Analysts expected the company to post sales of $90.47 million and an EPS of $0.09 in the September quarter. In the December quarter, Alteryx forecast sales between $128 million and $131 million compared to analysts’ estimates of $126.16 million.
The revised forecast also means that the company’s revenues for 2019 are forecast between $389 million and $392 million—up from the previous forecast of sales between $370 million and $375 million. Analysts expected sales of $374.54 million in 2019.
In the September quarter, Alteryx’s sales rose by 65% year-over-year. The company’s CEO, Dean Stoecker, said, “Our track record of strong execution continued in the third quarter. We are emerging as a strategic partner for enterprises across the globe looking for real-world solutions to data challenges.”
Alteryx has a huge addressable market
We know that Alteryx is part of the high-growth data analytics space. The company estimated that enterprises waste $60 billion from analysts doing repetitive tasks in spreadsheets.
The company provides a code-free platform and integrates 250+ tools with a wide range of pre-configured predictive and statistical models.
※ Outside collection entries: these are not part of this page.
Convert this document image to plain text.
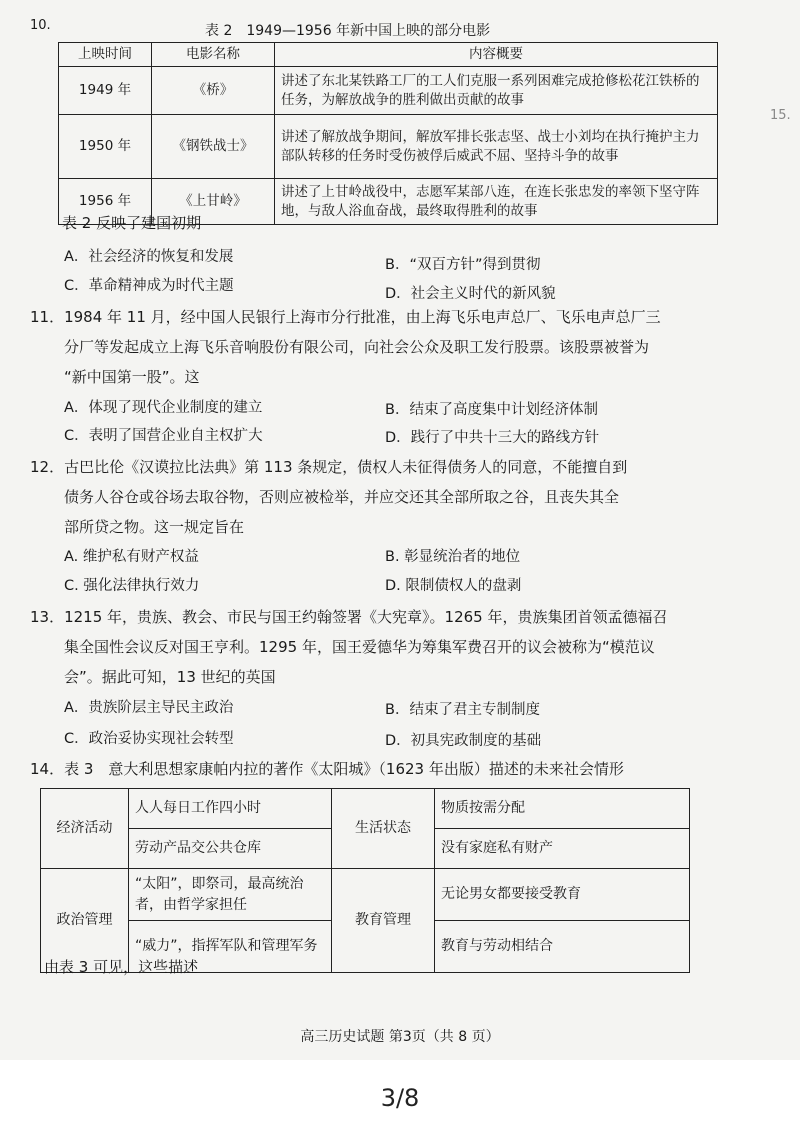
10.
15.
表 2　1949—1956 年新中国上映的部分电影
上映时间	电影名称	内容概要
1949 年	《桥》	讲述了东北某铁路工厂的工人们克服一系列困难完成抢修松花江铁桥的任务，为解放战争的胜利做出贡献的故事
1950 年	《钢铁战士》	讲述了解放战争期间，解放军排长张志坚、战士小刘均在执行掩护主力部队转移的任务时受伤被俘后威武不屈、坚持斗争的故事
1956 年	《上甘岭》	讲述了上甘岭战役中，志愿军某部八连，在连长张忠发的率领下坚守阵地，与敌人浴血奋战，最终取得胜利的故事
表 2 反映了建国初期
A．社会经济的恢复和发展	B．“双百方针”得到贯彻
C．革命精神成为时代主题	D．社会主义时代的新风貌
11．1984 年 11 月，经中国人民银行上海市分行批准，由上海飞乐电声总厂、飞乐电声总厂三
分厂等发起成立上海飞乐音响股份有限公司，向社会公众及职工发行股票。该股票被誉为
“新中国第一股”。这
A．体现了现代企业制度的建立	B．结束了高度集中计划经济体制
C．表明了国营企业自主权扩大	D．践行了中共十三大的路线方针
12．古巴比伦《汉谟拉比法典》第 113 条规定，债权人未征得债务人的同意，不能擅自到
债务人谷仓或谷场去取谷物，否则应被检举，并应交还其全部所取之谷，且丧失其全
部所贷之物。这一规定旨在
A. 维护私有财产权益	B. 彰显统治者的地位
C. 强化法律执行效力	D. 限制债权人的盘剥
13．1215 年，贵族、教会、市民与国王约翰签署《大宪章》。1265 年，贵族集团首领孟德福召
集全国性会议反对国王亨利。1295 年，国王爱德华为筹集军费召开的议会被称为“模范议
会”。据此可知，13 世纪的英国
A．贵族阶层主导民主政治	B．结束了君主专制制度
C．政治妥协实现社会转型	D．初具宪政制度的基础
14．表 3　意大利思想家康帕内拉的著作《太阳城》（1623 年出版）描述的未来社会情形
经济活动	人人每日工作四小时	生活状态	物质按需分配
	劳动产品交公共仓库		没有家庭私有财产
政治管理	“太阳”，即祭司，最高统治者，由哲学家担任	教育管理	无论男女都要接受教育
	“威力”，指挥军队和管理军务		教育与劳动相结合
由表 3 可见，这些描述
高三历史试题 第3页（共 8 页）
3/8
Alteryx has estimated the addressable market at $73 billion.
Notably, Alteryx has a diverse customer base including retail giants like Ikea and Walgreens. In food services, the company’s clientele includes Kraft Heinz and Kellogg’s. Meanwhile, in the tech industry, Alteryx has contracts with Cisco and Dell.
Alteryx has more than 5,600 customers. The company has managed to grow its sales from $86 million in 2016 to $254 million in 2018.
High gross margin
In the September quarter, Alteryx’s gross profits were $93.75 million or 90.7% of the total sales. However, the company is spending heavily on research and development as well as sales and marketing.
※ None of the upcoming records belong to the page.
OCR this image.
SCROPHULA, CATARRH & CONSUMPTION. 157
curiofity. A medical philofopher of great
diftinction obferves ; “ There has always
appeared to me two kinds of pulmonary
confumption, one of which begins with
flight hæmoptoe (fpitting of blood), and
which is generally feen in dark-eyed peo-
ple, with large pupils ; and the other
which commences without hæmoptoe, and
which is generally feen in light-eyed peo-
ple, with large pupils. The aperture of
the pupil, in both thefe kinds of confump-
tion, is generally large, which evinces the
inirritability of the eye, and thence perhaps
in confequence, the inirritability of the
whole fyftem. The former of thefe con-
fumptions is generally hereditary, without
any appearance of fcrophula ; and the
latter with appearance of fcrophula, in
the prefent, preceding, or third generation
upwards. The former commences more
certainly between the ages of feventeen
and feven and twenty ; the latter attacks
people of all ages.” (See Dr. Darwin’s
While the company’s revenues rose 65% year-over-year in the third quarter, its research and development spending rose 68.6%. Alteryx’s sales and marketing expenses rose 76%. As a result, the company’s operating income rose 27%. Alteryx’s operating margin fell from 15% to 11.6%.
What do analysts think about Alteryx?
Earlier today Citi (C) analyst Tyler Radke reiterated a “buy” rating on the stock with a target price of $150, according to a report from The Fly. Radke thinks that the stock will be volatile. Investors will likely be concerned about the company’s decelerating growth. Analysts expect Alteryx’s sales growth to fall from 90% YoY in 2019 to about 30% in 2020.
Rishi Jaluria from D.A. Davidson lowered the target price on Alteryx to $95 and reiterated a “neutral” rating on the stock. Jaluria is concerned that sluggish enterprise IT spending will impact sales in 2020.
A fall in IT spending has been a concern for a few months. We have seen how DXC and NetApp shares were decimated in August due to softness in IT expenditure. Arista Networks (ANET) shares fell 25% today after it drastically reduced the forecast for the December quarter. The company attributed the lower guidance to soft demand from a major cloud customer.
However, Alteryx stock is trading at $98, which is 33% below its 52-week high. The company continues to invest heavily in research and development and product development, which will help it gain traction in a high growth segment. We identified Alteryx as a stock to buy on major dips. So far, the stock is gaining momentum after a strong third-quarter performance.